The Breton Language
Breton (Brezhoneg) is a Celtic language related to Welsh (Cymraeg) and Cornish (Kernewek). It is spoken in western or lower Brittany (Breizh), in the north-west of France. In 1814, the committee of the British and Foreign Bible Society (BFBS) first discussed the fact that the Breton language did not have a translation of the Holy Scriptures.
Testamant Nevez 1827
In 1824 Le Gonidec was contracted by the Bible Society to translate the New Testament from the Latin Vulgate into Breton. Jean François Le Gonidec (1775-1838), was a respected Breton scholar who had already published a dictionary and grammar for the Breton language. Le Gonidec was a Roman Catholic who knew French, Breton and Latin. The translation was made from the Latin Vulgate and the text was checked against the Greek and revised by two Welsh scholars: Rev Thomas Price (1787-1848) of Crickhowell and Rev David Jones of Swansea, Wales. The New Testament (Testamant Nevez) was published in 1827.

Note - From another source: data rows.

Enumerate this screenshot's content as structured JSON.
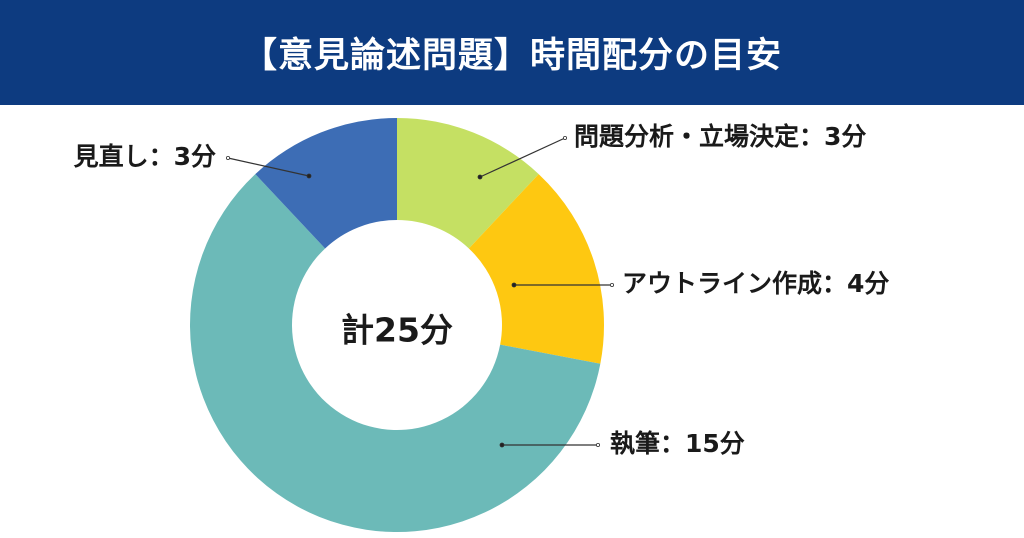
{
  "title": "【意見論述問題】時間配分の目安",
  "chart_data": {
    "type": "pie",
    "donut": true,
    "center_label": "計25分",
    "total": 25,
    "slices": [
      {
        "label": "問題分析・立場決定：3分",
        "value": 3,
        "color": "#c5e063"
      },
      {
        "label": "アウトライン作成：4分",
        "value": 4,
        "color": "#fec811"
      },
      {
        "label": "執筆：15分",
        "value": 15,
        "color": "#6cbab8"
      },
      {
        "label": "見直し：3分",
        "value": 3,
        "color": "#3d6db5"
      }
    ]
  }
}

John Jenkins Revision 1870
From the 1830s Welsh-speaking Baptist and Calvinist Methodist missionaries started to arrive in Brittany. In 1834 John Jenkins of Glamorgan in Wales arrived in Brittany with the Baptist Mission. Jenkins learnt the Breton and French languages, and became a Bible Society colporteur selling copies of the Le Gonidec New Testament. These missionaries soon found that the scholarly language of the Le Gonidec version, was not well enough understood by general Breton speakers.
John Jenkins recommended a revision of this translation, which he was commissioned to do in 1838. He simplified the language and revised it by reference to the Greek, Welsh and English texts. From 1845 until 1847 Jenkins was assisted by the Breton writer Guillaume Ricou (1778-1848), who ensured it was in understandable language. The first revision was printed in Brest, Brittany in 1847. After Ricou died in 1848, further revisions were made with the help of the Welsh Calvinist Methodist missionary Rev James Williams, who came to Quimper in Brittany in 1842. Jenkins and Williams continued to revise the New Testament, and it was republished in 1854 and 1863 and the last revision was published in 1870.
Alfred Llewellyn Jenkins Revision 1897
In 1882 Alfred Llewellyn Jenkins agreed to revise his father's New Testament. He had grown up in Brittany and spoke Welsh and Breton natively. He revised the text with the help of Monsieurs Rohan and Luzel, and V. E. Bouhon of St. Brieuc. It was first published by the BIble Society in 1885, and then in 1886 as a dual language edition with French. In 1889 Alfred Ll. Jenkins started to translate the Old Testament from Hebrew into Breton. In 1897 the British and Foreign Bible Society published his book of Genesis (Levr ar Genes), and a final corrected edition of the New Testament (Testament Nevez). The Gospels were reprinted separately in 1906, and the New Testament was reprinted in 1920, 1927 and the last time it was reprinted was 1935.
The Jenkins edition of the 1897 Breton New Testament was digitised in 2017, from originals in the BFBS archives, with the help of volunteers from MissionAssist. This historical text is maintained by the British and Foreign Bible Society.